1. A obediência à sistemática imposta pelo art. 50 do Estatuto da Criança e do Adolescente, longe de se traduzir em "positivismo", como querem fazer crer os apelantes, é a única forma de garantir que todos os candidatos à adoção estejam em igualdade de condições e seja respeitada a lisura do procedimento.
2. O interesse individual do casal recorrente pela criança só seria justificável em casos especialíssimos, tal como dispõe o art. 28, §2° do Estatuto da Criança e do Adolescente, o que não se configura no caso sub judice.
3. Não se pode admitir que os apelantes, enquanto voluntários da instituição em que o infante se acha abrigado, se utilizem dessa situação para manter contato com a criança, de forma irregular e sem autorização do juízo.
4. Recurso conhecido e não-provido.
(APELAÇÃO CÍVEL Nº 404.483-3, DE CURITIBA - 2ª VARA DA INFÂNCIA E DA JUVENTUDE E ADOÇÃO - RELATOR : DES. FERNANDO WOLFF BODZIAK).
"Apelação cível - Estatuto da criança e do adolescente - Colocação em família substituta - Adoção - Requerentes que conheceram a menor enquanto na função de pais sociais - Falta de habilitação do casal nas Varas da Infância e Juventude - Existência de outros casais, antecedentemente inscritos, interessados na adoção de uma criança com as mesmas características da infante - Obediência à ordem existente no cadastro oficial de adotantes - Inteligência do art. 50 do ECA - Recurso desprovido."
(TJ-PR. AC n° 176598-2. Rel. Juiz Rabello Filho. DJ 18/11/2005).
ECA - PEDIDO DE ADOÇÃO - ADOTANTES SEM CADASTRO PRÉVIO PERANTE O JUÍZO - INDEFERIMENTO DE GUARDA PROVISÓRIA COM BUSCA E APREENSÃO DA CRIANÇA - INSURGÊNCIA - AUSÊNCIA DE DANO IRREPARÁVEL OU DE DIFÍCIL REPARAÇÃO.
Para garantia da lisura, legalidade e imparcialidade do procedimento de adoção, é de rigor a fiel observância da sistemática imposto pelo art. 50 do Estatuto da Criança e do Adolescente, somente se deferindo a adoção a pessoas previamente cadastradas e habilitadas. Salvo em hipóteses excepcionais, analisáveis em cada caso concreto, a adoção exige, também, obediência à cronologia na ordem do cadastro de adotantes.

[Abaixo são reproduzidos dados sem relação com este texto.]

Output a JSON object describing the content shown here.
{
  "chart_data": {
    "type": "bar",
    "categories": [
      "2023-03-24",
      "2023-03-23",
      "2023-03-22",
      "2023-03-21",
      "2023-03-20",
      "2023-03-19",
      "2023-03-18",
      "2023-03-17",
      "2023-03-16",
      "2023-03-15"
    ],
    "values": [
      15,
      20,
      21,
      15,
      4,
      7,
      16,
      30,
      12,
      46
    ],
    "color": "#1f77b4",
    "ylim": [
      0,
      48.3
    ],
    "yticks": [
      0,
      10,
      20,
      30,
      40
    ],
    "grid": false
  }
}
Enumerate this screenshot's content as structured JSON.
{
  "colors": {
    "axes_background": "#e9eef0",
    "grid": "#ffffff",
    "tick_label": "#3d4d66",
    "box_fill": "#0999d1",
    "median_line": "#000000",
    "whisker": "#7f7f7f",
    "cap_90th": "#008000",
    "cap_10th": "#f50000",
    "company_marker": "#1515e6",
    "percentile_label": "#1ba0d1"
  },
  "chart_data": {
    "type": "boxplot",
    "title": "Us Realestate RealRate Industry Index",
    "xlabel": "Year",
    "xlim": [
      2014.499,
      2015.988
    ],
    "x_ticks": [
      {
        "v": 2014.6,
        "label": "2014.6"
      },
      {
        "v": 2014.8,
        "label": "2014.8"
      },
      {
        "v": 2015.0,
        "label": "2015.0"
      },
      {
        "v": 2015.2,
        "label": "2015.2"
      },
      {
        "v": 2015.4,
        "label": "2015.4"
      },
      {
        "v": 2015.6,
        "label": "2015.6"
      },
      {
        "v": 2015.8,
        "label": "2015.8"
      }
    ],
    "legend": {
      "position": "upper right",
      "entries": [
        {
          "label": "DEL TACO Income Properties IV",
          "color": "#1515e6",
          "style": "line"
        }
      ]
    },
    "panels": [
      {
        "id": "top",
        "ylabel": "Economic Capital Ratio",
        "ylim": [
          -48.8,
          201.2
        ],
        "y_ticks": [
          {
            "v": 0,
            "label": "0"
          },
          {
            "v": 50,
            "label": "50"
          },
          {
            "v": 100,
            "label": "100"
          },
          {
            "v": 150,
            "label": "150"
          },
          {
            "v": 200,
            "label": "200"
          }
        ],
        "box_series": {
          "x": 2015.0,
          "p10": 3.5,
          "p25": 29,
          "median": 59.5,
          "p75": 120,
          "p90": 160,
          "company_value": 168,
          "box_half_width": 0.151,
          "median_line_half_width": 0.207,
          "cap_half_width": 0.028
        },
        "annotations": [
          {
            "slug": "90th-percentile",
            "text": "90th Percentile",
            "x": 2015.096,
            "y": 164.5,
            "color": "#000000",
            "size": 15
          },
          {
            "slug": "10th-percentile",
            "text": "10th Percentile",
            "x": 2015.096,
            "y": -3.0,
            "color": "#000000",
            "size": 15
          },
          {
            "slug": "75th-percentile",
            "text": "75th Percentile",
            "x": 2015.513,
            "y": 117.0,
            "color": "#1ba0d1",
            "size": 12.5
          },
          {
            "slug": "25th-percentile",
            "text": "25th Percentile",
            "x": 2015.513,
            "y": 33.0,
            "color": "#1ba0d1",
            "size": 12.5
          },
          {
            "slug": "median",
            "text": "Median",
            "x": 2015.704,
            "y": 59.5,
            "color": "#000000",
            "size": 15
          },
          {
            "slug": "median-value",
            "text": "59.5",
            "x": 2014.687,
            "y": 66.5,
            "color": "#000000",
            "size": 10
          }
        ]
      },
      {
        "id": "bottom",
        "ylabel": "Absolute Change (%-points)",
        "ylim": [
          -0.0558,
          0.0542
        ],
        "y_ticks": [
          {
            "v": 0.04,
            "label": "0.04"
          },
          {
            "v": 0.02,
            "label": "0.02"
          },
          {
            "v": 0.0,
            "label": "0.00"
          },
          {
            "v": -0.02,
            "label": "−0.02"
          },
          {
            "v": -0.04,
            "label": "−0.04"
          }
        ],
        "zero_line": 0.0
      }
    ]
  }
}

A convivência dos adotantes com a criança adotanda, sem prévio cadastro, autorizada pelos pais biológicos mediante simples termo de declaração, não pode prosperar, uma vez desrespeitados os requisitos legais para a adoção.
(TJ-PR. AI nº 174.883-8. Rel. Juiz Espedito Reis do Amaral. DJ 30/9/2005).
Por outro lado, concordo com o parecer da douta Procuradoria Geral de Justiça no tocante à manutenção da criança sob a guarda da mãe, conforme determinado nos autos de pedido de providências nº 484/08 (fls. 110/111), sendo essa a medida mais adequada no caso.
Desse modo, não há motivos para a criança ficar em abrigo, pois cabe à mãe biológica o exercício do poder familiar, não se configurando, por ora, nenhuma das hipóteses previstas no artigo 1635 do Código Civil para sua extinção.
Portanto, nego provimento ao recurso de apelação e, de ofício, altero a sentença para determinar a extinção do processo sem julgamento de mérito por falta de interesse de agir, devendo a criança retornar imediatamente ao convívio da mãe biológica.
ACORDAM os Senhores Desembargadores integrantes da Décima Primeira Câmara Cível do Tribunal de Justiça do Estado do Paraná, por unanimidade de votos, negar provimento ao apelo, alterando a r. sentença a quo, unicamente, para que a infante retorne à convivência com a mãe biológica.
Participaram do julgamento os excelentíssimos Desembargadores ERACLÉS MESSIAS e FERNANDO WOLFF BODZIAK.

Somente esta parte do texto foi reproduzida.